Fenomenlerin estetik kaygıları körükleyen bu yaklaşımları, toplumda güzellik takıntısının artmasına yol açıyor.

Estetik kaygıların ve kapitalist tüketim kültürünün etkisi, bireylerin sağlık önceliklerini geri plana atmalarına neden oluyor. Örneğin, kozmetik cerrahiye yönelen bireyler, bu müdahalelerin uzun vadeli fiziksel ve psikolojik etkilerini göz ardı edebiliyor. Bunun yanı sıra, kilo verme odaklı diyetler veya popüler "detoks" ürünleri, bireylerin sağlıklı bir yaşam tarzından çok, hızlı sonuçlar almayı hedefleyen riskli alışkanlıklar edinmelerine neden olabiliyor.

Estetik kaygılar ve kapitalist tüketim kültürü insanın iç dünyasını ve öz değerlerini geri plana itiyor.
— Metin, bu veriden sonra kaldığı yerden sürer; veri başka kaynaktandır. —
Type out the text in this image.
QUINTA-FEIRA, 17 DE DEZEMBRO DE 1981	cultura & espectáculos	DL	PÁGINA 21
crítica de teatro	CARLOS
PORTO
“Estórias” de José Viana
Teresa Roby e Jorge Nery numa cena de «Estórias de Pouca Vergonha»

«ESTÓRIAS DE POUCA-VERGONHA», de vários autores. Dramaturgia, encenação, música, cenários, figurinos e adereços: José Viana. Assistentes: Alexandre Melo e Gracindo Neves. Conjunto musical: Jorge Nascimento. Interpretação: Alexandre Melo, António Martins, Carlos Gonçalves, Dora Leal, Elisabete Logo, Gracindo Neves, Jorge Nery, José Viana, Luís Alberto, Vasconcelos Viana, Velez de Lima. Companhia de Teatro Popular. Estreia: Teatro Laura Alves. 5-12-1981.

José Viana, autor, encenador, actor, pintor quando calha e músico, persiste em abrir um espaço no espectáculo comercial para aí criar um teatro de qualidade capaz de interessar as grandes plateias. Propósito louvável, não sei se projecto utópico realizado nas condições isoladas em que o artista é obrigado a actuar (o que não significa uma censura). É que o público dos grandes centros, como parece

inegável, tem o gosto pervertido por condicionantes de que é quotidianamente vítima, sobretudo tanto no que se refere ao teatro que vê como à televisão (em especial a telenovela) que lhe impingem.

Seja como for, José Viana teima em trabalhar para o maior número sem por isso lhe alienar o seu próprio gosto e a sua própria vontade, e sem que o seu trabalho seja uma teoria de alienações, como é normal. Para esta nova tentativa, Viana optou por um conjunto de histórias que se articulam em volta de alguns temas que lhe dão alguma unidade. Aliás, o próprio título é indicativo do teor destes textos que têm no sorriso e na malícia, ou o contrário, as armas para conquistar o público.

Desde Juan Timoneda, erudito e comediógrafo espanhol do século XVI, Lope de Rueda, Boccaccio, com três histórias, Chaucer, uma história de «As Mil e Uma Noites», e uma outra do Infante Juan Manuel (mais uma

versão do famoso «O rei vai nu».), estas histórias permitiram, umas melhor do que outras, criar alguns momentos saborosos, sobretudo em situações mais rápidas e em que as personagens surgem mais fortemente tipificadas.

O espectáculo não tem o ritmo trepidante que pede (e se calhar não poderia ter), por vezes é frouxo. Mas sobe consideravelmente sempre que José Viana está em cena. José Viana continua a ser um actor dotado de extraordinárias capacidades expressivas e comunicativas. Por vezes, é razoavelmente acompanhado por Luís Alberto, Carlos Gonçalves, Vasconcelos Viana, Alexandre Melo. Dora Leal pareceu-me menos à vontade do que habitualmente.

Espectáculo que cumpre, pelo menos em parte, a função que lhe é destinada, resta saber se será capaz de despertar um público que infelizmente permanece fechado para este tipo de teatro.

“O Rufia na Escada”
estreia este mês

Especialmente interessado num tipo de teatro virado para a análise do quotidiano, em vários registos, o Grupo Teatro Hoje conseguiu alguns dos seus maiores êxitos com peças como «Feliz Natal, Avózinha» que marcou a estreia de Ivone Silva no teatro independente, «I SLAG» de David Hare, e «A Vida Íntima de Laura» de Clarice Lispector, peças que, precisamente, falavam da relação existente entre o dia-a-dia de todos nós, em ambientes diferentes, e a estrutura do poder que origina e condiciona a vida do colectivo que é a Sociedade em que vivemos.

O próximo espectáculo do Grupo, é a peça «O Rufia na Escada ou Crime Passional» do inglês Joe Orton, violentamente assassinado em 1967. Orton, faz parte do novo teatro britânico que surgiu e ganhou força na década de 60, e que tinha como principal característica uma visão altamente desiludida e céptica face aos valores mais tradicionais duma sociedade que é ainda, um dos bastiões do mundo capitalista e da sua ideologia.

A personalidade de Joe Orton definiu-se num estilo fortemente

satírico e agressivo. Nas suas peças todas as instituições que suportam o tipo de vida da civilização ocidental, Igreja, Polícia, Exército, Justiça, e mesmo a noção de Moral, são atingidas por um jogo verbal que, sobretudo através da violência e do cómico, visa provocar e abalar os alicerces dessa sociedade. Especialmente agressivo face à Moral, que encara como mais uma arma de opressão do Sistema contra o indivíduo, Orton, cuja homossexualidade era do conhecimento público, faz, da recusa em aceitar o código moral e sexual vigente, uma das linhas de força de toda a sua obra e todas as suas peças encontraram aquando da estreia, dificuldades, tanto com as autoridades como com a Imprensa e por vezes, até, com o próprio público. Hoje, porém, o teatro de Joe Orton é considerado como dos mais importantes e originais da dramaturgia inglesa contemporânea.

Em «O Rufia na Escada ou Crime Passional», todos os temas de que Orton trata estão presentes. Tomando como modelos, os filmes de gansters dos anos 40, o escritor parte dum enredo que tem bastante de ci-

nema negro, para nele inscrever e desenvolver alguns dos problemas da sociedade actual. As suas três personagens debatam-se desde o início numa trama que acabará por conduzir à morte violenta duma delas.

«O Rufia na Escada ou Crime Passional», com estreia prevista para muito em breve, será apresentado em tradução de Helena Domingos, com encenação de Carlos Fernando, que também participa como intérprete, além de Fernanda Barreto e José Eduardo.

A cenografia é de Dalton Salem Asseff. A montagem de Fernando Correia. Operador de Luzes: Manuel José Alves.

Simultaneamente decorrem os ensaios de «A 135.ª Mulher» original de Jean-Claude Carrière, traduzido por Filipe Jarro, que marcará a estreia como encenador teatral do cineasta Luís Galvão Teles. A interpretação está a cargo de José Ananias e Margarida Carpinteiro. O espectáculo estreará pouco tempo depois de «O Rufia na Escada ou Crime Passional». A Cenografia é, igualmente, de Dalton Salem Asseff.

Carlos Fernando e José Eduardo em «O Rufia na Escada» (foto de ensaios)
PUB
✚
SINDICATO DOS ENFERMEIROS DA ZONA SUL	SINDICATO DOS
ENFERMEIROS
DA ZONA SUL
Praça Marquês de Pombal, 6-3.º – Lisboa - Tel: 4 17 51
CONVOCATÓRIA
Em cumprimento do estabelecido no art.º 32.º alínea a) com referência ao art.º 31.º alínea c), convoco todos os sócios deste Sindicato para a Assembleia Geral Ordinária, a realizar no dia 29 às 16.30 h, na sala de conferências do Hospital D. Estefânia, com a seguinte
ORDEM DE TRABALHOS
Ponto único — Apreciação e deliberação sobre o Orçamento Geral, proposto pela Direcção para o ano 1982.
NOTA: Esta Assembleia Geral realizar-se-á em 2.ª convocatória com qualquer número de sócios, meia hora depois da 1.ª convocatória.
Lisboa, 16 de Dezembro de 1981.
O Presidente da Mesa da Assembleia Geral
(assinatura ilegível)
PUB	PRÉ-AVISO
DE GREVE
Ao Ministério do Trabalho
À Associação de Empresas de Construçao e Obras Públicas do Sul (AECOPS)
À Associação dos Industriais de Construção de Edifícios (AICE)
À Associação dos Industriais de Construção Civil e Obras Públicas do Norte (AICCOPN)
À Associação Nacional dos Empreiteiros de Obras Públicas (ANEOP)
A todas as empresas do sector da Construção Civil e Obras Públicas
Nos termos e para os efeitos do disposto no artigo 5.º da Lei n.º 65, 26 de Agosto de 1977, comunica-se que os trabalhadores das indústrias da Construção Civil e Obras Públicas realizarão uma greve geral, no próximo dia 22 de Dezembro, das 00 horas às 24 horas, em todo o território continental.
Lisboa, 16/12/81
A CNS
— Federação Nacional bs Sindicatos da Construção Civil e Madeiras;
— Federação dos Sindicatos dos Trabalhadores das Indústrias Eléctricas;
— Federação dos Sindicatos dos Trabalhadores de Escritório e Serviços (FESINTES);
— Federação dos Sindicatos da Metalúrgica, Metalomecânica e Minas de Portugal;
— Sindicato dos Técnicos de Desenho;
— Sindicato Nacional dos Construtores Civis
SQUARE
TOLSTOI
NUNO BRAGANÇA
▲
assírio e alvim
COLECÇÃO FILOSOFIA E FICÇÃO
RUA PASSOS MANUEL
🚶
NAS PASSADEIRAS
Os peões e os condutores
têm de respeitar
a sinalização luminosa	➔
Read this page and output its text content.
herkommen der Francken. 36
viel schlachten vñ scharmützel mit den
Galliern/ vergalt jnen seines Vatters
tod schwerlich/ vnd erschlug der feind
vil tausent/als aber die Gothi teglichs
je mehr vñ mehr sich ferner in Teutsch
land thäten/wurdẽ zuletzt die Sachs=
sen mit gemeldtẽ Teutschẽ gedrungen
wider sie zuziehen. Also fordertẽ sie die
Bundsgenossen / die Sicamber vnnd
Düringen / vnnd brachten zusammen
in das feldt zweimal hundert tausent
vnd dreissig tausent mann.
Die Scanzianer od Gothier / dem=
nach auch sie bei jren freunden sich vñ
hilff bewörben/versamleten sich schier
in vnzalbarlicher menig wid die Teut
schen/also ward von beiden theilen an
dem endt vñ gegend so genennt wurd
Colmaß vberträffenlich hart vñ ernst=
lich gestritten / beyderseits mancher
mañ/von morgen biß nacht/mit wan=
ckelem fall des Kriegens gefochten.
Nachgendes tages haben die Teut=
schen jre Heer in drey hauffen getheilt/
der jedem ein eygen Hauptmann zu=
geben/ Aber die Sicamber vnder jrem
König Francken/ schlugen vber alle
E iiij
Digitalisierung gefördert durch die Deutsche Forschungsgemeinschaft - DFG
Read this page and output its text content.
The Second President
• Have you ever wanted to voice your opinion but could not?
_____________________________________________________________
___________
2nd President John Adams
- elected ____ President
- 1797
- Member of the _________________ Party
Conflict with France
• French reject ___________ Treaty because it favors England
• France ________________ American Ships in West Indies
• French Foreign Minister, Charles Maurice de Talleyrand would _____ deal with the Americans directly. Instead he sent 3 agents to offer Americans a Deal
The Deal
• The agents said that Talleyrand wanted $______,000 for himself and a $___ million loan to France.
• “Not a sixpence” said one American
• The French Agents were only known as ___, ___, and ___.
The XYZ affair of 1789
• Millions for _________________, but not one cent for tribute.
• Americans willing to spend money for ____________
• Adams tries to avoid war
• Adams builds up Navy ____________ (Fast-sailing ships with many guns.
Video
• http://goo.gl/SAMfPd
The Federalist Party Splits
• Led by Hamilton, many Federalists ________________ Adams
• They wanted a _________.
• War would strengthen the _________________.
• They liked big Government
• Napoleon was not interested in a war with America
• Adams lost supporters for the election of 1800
Toplum, bireyleri dış görünüşleriyle yargılar hale gelirken, ahlaki değerler, kişisel yetenekler ve ruhsal zenginlik gibi derin unsurlar ihmal ediliyor. Bu durum maalesef bireylerin kendi özlerini keşfetme ve geliştirme fırsatlarını kaçırmalarına yol açıyor.

Estetiği yeniden anlamlandırmak

İnsan, yalnızca fiziki bir varlık değil, aynı zamanda duygusal, zihinsel ve ruhsal bir varlıktır. Ancak kapitalizmin dayattığı estetik anlayışı, bu bütüncül bakış açısını hiçe sayarak bireyi yalnızca dış görünüşe indirgiyor. Bu da bireyin kimlik duygusunu zedeliyor ve toplumsal bağların yüzeyselleşmesine neden oluyor.

Bu yüzeyselleşmiş estetik anlayışına karşı, estetiği yeniden tanımlamak ve insanın ruhi ve iç dünyasını ön plana çıkarmak gerekiyor. Estetik, yalnızca fiziki bir güzellik değil, aynı zamanda insanın iç dünyasının bir yansımasıdır. Sanat, edebiyat ve maneviyat estetiği yeniden anlamlandırmak ve kişilerin öz değerlerini keşfetmelerine yardımcı olmak için güçlü araçlardır.

Ünlü Fransız düşünürü Voltaire'in "Mükemmel iyinin düşmanıdır" sözü tam da burada önem arz etmektedir; sosyal medya ve dijital mecralar özellikle son dönemde yapay zekâ ile üretilmiş "yüzler", mükemmelliği zorunlu hale getirip iyi olanı geri plana atıyor. Maalesef, "mükemmel olmayan her şey kötüdür" algısı, estetiği de mükemmelin pençesine kaptırmış görünüyor.

Estetik, insanın özüyle uyumlu bir güzellik anlayışıyla ele alındığında, bireylerin kimliklerini ve toplumsal bağlarını güçlendirebilir. Bu nedenle, güzellik kavramını kapitalist sistemin dayattığı sınırların ötesinde düşünmek ve insanın özünü yeniden keşfetmek, hem bireysel hem de toplumsal bir dönüşüm için gereklidir.